Neither is Cortez quite the place you would expect to come across a guy like Piero Rivolta, an Italian-born designer who has turned an old, ramshackle fish house in the heart of the village (right next door to the A.P. Bell Fish Company) into a small, shipshape boat facility set up to finish, launch, and commission a dozen or so 38 Jet Coupes a year.
Rivolta is a bit of a Renaissance man. Capitalizing on a heritage of automotive design and fabrication that includes the famous Isetta of the ‘50s, the lithe IsoRivolta Grifo of the ‘60s, and several other distinctive Italian-made sports cars of more recent vintage, he presently offers all sorts of technological and engineering expertise to clients all over the world, with projects as varied as commercial architecture, interior design, environmentally friendly electric minicars, and, of course, marine engineering and boat design. On a more personal level, Rivolta’s Sarasota home constantly thunders with opera, thanks to a stereo system he modestly characterizes as "vibrant," and much of his free time is devoted either to writing poetry in his own lyrical Italian or enjoying the beauties of authentic working waterfronts like the one at Cortez, an obvious favorite.
Rivolta and I spent a couple of hours together recently, wringing out one of his 38s, first on nearby Sarasota Bay, which was nearly smooth on test day, and then via Longboat Pass, on the wide-open waters of the Gulf of Mexico, where the seas were running about two feet. The overriding impression I formed from our sea trial was that the 38 is a heavily built, tightly bonded-together vessel, a product of all-glass construction and a liberal usage of top-notch materials.

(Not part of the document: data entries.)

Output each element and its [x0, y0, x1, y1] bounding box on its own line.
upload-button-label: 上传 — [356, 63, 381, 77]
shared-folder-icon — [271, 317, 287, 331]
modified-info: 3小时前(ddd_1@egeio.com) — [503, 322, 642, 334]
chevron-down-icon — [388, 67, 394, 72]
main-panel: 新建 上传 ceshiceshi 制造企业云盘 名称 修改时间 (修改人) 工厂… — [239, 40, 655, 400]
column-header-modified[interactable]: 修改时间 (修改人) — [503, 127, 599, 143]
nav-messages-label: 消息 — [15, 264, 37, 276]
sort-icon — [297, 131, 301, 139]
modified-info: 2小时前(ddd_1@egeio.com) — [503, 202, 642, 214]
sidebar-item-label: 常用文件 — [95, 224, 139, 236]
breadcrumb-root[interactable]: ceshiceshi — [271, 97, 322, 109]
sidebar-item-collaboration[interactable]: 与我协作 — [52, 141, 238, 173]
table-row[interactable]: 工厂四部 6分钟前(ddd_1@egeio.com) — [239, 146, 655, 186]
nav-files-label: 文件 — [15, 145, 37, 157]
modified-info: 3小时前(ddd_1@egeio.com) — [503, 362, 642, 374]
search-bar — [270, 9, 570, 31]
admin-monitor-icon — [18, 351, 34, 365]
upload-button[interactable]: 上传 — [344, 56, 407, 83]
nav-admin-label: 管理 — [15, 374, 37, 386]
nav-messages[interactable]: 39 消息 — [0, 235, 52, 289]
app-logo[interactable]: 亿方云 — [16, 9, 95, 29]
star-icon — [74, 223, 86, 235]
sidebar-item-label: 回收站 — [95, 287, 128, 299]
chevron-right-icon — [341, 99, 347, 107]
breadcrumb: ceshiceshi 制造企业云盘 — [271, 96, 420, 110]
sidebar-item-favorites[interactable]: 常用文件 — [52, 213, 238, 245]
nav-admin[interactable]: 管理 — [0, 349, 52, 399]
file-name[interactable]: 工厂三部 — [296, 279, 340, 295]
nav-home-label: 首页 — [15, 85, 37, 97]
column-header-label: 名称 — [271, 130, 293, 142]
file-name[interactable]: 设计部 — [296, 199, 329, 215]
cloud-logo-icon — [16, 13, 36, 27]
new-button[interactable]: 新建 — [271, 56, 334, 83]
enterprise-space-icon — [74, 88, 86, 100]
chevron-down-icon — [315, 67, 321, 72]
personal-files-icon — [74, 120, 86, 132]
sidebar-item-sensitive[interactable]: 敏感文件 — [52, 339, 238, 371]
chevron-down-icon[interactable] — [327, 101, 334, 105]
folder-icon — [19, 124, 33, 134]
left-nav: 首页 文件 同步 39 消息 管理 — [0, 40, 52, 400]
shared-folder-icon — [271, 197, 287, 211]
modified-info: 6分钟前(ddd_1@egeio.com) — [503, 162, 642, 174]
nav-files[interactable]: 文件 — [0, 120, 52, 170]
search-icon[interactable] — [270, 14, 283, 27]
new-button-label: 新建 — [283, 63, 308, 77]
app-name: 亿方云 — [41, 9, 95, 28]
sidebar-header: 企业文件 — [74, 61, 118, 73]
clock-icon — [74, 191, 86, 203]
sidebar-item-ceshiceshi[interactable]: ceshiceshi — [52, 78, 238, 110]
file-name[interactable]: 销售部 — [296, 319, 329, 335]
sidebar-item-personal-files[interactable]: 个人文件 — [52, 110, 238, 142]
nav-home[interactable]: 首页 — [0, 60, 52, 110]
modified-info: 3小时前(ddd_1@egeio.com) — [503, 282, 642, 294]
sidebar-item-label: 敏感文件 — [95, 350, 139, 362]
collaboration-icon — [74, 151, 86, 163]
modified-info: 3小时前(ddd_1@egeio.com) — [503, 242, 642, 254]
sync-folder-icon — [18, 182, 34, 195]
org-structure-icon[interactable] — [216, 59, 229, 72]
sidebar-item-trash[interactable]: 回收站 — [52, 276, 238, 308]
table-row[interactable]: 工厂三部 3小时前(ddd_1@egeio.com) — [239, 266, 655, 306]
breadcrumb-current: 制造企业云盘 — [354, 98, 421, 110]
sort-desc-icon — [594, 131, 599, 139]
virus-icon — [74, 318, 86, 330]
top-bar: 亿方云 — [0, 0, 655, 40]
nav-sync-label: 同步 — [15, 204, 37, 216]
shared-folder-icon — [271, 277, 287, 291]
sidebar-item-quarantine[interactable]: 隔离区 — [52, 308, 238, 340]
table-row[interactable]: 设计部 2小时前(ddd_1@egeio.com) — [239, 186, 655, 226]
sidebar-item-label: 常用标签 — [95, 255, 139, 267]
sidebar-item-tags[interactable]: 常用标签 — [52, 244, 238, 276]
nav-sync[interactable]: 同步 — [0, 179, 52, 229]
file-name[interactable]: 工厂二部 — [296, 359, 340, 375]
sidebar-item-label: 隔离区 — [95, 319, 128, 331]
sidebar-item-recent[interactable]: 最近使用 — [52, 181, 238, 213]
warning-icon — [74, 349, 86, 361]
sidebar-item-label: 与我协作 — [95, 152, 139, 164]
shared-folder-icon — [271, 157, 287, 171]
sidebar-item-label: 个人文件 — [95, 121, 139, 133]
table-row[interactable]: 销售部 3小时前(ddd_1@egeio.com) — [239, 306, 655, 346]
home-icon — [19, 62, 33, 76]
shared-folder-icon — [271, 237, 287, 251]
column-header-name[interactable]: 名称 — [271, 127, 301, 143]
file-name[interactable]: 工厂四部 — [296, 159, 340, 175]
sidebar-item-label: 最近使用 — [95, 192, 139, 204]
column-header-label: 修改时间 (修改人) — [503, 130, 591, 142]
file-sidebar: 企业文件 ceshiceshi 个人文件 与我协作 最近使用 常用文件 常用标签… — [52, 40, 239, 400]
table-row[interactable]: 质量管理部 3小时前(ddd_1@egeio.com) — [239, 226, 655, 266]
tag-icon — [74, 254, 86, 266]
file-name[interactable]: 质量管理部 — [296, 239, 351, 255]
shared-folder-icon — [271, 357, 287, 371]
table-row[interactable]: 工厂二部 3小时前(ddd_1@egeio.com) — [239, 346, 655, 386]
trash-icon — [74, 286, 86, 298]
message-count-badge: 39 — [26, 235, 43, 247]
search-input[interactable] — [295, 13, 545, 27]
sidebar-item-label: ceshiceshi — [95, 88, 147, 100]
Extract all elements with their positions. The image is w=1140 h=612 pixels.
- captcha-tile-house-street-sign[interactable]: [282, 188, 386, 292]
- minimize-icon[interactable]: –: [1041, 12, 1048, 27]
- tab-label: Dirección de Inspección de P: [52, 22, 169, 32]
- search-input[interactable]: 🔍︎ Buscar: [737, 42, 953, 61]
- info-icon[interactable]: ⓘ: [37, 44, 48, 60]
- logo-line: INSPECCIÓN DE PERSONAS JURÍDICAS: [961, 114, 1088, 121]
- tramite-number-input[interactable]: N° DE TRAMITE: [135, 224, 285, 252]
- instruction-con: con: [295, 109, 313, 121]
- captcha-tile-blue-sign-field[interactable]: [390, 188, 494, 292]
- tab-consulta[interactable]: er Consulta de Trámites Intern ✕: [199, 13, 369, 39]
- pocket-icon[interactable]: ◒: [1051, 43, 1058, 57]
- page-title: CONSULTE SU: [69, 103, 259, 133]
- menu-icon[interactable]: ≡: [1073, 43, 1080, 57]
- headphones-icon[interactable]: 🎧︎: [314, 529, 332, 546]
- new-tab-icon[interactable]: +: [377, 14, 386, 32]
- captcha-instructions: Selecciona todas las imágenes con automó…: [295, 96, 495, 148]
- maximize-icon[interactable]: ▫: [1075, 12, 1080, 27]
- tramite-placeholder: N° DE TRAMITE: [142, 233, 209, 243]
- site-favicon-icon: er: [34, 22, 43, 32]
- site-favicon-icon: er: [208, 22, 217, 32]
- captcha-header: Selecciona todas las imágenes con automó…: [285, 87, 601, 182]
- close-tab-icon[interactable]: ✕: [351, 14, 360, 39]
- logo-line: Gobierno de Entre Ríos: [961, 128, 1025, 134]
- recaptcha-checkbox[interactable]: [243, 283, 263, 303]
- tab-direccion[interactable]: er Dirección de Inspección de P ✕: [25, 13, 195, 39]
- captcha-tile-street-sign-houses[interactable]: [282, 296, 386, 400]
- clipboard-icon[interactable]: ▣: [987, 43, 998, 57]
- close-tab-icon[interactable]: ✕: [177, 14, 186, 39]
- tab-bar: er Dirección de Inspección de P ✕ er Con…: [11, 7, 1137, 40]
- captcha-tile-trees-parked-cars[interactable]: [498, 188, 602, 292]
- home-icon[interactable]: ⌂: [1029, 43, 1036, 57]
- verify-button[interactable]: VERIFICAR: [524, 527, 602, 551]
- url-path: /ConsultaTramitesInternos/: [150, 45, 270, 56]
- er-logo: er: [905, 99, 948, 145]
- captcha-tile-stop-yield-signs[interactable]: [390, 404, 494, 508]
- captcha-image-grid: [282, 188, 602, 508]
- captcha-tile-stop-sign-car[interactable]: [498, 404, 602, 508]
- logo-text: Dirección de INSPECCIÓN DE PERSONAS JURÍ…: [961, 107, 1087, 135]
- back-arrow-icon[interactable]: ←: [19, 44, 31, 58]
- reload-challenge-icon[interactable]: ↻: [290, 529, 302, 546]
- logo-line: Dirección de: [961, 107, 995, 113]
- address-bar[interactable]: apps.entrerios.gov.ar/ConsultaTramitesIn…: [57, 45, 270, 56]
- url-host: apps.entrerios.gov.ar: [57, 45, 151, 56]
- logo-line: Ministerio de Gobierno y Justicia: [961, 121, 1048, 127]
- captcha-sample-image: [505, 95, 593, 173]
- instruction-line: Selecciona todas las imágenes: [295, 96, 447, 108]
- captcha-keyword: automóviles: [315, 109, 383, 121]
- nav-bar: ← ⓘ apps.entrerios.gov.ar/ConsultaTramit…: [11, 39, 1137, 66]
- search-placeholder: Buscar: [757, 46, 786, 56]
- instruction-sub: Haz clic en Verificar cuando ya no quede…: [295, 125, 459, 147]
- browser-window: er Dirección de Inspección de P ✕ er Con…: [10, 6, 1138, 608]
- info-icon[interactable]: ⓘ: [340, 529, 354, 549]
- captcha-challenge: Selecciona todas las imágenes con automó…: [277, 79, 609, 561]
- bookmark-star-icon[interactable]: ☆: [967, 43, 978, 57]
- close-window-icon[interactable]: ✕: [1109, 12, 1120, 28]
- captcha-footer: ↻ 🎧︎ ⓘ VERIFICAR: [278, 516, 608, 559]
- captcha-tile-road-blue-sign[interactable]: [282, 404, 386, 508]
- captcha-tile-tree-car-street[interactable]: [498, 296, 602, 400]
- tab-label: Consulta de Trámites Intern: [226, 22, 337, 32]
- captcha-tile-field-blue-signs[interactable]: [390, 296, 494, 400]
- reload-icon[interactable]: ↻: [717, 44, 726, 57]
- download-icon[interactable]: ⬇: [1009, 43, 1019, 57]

The building process starts with a mold tooled at North End Composites located in Maine and a laminate that includes ISO-NPG gelcoat, a vinylester skin coat, and a thick bottom and PVC-cored hull sides laid up with polyester resin. Next comes a secondarily bonded fiberglass grid filled with two-pound-density foam and capped with three layers of resilient carbon fiber, all triple-tabbed into the hull’s interior. Finally, after various inner liners and modules are added, a PVC-cored deck is fastened to the hull flange with bolts and 3M 5200. Vacuum bagging is used extensively throughout the process, and the hull mold is a two-parter, to accommodate the lovely tumblehome at the Jet Coupe 38’s transom. Moreover, the hull remains in this mold under vacuum while the grid system is secured to precisely maintain the sheerline, the transom deadrise of 14 degrees, and other shapes.